1. The circumstances under which this appeal has arisen are as follows. The plaintiff, Sheikh Ali Husain, was mercilessly beaten by some persons including some of the defendants in this suit. Thirteen persons were prosecuted for this assault, with the result that eight were convicted. After the conviction of these parties the plaintiff instituted the suit out of which this appeal has arisen for damages for the injuries sustained by him at the hands of his assailants. He claimed a sum of Rs. 325. Amongst the defendants were the 8 persons who were convicted of the assault. During the progress of the case one of tie defendants admitted that the assault had been committed and represented that he was willing to pay a sum of Rs. 25 as his share of the damages claimed by the plaintiff.

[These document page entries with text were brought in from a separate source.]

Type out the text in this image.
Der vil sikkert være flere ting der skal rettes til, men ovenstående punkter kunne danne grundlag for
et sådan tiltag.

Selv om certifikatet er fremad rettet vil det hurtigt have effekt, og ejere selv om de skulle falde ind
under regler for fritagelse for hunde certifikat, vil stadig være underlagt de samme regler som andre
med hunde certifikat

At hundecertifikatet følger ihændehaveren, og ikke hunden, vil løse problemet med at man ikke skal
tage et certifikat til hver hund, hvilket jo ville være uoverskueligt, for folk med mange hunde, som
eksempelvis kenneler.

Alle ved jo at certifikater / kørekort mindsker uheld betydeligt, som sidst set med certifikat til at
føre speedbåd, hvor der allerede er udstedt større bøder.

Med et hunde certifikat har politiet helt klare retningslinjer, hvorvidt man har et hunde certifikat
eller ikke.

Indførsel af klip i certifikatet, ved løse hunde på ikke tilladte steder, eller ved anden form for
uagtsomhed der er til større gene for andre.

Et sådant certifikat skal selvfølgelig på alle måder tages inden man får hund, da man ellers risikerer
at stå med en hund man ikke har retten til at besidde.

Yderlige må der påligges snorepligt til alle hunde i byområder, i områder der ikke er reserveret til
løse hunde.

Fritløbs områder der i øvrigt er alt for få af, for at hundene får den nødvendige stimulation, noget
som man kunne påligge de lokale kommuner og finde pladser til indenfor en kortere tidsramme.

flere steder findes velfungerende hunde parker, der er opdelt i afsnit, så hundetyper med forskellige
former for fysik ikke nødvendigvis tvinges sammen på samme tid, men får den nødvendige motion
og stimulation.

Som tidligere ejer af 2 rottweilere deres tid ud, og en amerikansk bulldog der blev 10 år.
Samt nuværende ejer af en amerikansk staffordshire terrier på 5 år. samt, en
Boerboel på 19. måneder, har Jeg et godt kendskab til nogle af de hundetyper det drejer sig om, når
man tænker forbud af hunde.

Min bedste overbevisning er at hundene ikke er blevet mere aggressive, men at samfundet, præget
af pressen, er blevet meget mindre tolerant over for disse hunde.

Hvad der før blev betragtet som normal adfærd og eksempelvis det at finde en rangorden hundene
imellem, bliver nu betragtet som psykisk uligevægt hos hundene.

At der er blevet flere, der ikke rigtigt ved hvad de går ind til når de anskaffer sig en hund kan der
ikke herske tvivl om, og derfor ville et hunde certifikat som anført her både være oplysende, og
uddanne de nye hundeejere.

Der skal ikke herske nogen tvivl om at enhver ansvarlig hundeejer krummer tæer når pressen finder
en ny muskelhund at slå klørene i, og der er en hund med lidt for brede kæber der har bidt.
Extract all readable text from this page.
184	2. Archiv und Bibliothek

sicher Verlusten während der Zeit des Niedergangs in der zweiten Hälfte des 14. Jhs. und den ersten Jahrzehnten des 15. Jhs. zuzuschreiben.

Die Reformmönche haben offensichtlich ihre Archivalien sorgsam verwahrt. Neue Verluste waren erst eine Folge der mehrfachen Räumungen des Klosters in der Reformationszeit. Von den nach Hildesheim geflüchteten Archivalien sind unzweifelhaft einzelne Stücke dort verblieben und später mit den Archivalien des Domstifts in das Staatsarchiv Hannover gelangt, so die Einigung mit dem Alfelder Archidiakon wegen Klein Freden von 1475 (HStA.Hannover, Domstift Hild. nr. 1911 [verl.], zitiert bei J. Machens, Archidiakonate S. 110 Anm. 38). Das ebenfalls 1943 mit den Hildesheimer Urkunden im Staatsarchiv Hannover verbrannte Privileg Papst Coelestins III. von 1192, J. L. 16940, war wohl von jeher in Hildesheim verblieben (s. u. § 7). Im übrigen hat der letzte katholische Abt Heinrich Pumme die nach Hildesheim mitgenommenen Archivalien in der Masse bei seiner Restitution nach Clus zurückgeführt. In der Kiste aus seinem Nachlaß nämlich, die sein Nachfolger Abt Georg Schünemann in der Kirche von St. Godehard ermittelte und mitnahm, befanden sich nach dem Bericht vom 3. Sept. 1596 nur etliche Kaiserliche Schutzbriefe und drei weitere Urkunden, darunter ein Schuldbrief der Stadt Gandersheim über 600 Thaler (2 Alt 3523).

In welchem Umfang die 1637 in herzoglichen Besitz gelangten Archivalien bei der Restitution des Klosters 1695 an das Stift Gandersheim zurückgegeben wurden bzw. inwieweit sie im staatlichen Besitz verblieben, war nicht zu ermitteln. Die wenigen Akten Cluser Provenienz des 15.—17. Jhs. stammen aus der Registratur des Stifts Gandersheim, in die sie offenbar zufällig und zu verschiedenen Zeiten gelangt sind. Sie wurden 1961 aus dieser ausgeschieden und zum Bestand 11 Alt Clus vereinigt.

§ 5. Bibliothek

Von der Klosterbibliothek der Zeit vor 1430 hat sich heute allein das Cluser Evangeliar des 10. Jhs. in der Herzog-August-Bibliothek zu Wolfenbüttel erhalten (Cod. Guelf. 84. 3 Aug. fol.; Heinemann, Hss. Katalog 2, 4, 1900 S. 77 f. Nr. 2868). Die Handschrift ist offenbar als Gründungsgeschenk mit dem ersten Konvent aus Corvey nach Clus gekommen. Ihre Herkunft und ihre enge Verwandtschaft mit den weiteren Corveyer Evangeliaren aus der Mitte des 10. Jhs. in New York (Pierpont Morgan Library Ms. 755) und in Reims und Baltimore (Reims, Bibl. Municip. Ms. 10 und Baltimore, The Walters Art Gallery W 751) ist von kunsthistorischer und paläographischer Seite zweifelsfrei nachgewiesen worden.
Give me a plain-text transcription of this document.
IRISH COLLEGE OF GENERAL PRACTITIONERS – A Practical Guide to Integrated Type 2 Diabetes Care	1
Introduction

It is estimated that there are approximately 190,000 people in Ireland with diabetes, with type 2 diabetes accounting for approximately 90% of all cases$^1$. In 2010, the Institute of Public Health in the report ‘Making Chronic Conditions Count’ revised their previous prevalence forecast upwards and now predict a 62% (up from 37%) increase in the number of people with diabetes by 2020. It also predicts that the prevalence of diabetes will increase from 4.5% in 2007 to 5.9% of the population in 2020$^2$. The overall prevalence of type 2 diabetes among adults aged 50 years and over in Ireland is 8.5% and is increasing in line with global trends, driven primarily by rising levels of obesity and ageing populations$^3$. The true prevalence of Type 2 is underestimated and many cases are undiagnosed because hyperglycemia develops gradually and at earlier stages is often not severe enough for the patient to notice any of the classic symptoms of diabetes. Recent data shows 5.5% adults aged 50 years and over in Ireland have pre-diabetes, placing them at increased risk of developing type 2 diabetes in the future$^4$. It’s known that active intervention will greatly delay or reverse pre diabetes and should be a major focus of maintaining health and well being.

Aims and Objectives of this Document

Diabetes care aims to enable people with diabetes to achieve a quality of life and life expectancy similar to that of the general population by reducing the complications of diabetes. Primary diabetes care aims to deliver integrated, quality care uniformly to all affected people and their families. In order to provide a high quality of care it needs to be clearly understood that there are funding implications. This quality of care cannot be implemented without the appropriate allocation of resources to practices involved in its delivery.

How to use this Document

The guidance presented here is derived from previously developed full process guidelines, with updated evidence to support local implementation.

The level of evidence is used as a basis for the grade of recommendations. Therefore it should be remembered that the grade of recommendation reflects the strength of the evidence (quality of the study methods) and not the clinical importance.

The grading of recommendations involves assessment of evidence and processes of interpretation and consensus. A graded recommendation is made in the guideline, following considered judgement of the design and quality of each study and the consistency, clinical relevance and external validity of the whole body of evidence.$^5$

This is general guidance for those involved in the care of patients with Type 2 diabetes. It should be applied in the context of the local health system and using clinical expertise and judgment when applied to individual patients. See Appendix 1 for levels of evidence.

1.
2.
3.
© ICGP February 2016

As the sum of Rs. 325 only was claimed in the suit, it will be seen that Rs. 25 represented the proportionate share of the damages, which the defendant in question would be in fairness, bound to pay. The plaintiff was willing to accept this amount and so certified to the Court. The Court of first instance decreed the plaintiff's claim as against eight of the defendants and in its decree exempted the party who had paid or secured the payment of the Rs. 25 and also the other defendants from the operation of the decree. On appeal this decree was upheld with this modification that the damages were reduced to a sum of Rs. 150. A second appeal was preferred to this High Court, mainly on the ground that inasmuch as the plaintiff had accepted from one of the defendants a sum of Rs. 25 in satisfaction of his liability the plaintiff's claim against the other defendants could not be sustained. Reliance was placed upon the leading case of Brinsmead v. Harrison (1872) L.R. 7 C.P. 547 in support of this contention. The learned Judge did not accede to the argument advanced by the appellants before him and dismissed the appeal. Hence this appeal under the Letters Patent.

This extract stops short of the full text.